The Policy Cliff is Real

The U.S. isn't failing because people stopped liking the sun. It’s failing because the financial engineering that propped it up—specifically high-ratio Net Energy Metering (NEM)—is being dismantled. California’s NEM 3.0 transition slashed export compensation by roughly 75%, and the result was a bloodbath for installers who didn't know how to sell storage. European professionals should be looking at the Dutch salderingsregeling phase-out with the same level of anxiety. If your sales pitch depends entirely on the grid acting as a free battery, you’re selling a product with an expiration date.

The 'Soft Cost' Trap

In the U.S., customer acquisition costs can exceed $3,000 per household. While EU installers enjoy much lower 'soft costs,' we are seeing a creep in regulatory friction. Whether it’s the VDE-AR-N 4105 requirements in Germany or the shifting VAT exemptions in the UK and Netherlands, the administrative burden is rising just as margins are compressing.

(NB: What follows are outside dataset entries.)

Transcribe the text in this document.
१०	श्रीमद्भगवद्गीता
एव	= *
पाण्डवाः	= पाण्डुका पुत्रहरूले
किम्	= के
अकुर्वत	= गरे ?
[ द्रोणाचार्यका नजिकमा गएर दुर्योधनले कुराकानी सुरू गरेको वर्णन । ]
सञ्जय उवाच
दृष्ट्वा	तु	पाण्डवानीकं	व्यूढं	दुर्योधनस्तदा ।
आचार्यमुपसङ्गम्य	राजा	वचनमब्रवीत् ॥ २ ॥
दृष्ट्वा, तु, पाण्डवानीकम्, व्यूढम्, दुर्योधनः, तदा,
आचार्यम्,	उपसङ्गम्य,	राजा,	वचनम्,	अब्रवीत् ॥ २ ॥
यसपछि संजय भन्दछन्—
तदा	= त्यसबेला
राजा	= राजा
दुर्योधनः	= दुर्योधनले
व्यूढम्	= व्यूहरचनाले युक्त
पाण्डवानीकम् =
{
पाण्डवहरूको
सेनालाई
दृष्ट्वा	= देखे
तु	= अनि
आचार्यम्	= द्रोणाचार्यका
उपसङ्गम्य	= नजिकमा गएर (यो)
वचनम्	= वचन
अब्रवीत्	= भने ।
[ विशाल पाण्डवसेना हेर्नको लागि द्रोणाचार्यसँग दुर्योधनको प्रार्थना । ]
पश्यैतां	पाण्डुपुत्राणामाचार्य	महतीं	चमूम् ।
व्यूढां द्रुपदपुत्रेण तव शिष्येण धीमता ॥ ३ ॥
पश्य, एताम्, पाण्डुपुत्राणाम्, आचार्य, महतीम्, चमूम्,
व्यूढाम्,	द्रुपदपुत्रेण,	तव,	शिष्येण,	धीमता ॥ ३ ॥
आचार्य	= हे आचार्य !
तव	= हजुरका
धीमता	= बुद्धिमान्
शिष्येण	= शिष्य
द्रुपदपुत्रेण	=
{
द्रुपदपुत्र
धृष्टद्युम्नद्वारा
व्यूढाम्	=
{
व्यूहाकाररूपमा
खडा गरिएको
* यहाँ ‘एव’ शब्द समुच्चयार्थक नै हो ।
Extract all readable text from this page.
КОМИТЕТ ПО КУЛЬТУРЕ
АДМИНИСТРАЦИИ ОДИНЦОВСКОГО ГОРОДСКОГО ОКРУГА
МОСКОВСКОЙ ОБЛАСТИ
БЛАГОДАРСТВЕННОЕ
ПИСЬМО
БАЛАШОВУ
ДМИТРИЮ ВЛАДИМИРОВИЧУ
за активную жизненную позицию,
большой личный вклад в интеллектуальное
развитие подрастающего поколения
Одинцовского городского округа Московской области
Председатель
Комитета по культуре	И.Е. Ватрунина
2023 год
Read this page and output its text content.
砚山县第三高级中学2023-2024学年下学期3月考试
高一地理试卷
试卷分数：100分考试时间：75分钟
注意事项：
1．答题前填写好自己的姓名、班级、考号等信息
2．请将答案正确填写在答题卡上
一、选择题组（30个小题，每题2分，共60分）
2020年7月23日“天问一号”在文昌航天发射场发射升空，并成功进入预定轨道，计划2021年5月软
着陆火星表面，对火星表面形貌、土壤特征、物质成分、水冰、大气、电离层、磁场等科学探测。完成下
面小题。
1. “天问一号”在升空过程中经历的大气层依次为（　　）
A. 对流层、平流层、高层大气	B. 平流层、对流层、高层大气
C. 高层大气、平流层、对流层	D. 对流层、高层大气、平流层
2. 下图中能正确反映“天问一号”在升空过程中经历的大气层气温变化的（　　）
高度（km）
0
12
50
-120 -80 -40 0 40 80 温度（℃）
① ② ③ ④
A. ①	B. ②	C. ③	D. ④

Enphase and SolarEdge have already felt the sting of the U.S. slowdown; expect them to push harder—and perhaps more desperately—into the European market to make up the volume. This is the time to squeeze your distributors for better terms, not to expand your overhead.

Stop betting on subsidies. If your business isn't viable at a 5-8% interest rate environment without a government check, you don't have a business; you have a temporary hobby funded by taxpayers.

Why it matters: The U.S. collapse proves that low hardware prices are irrelevant if your local utility or regulator decides to kill the ROI through grid fees or export cuts.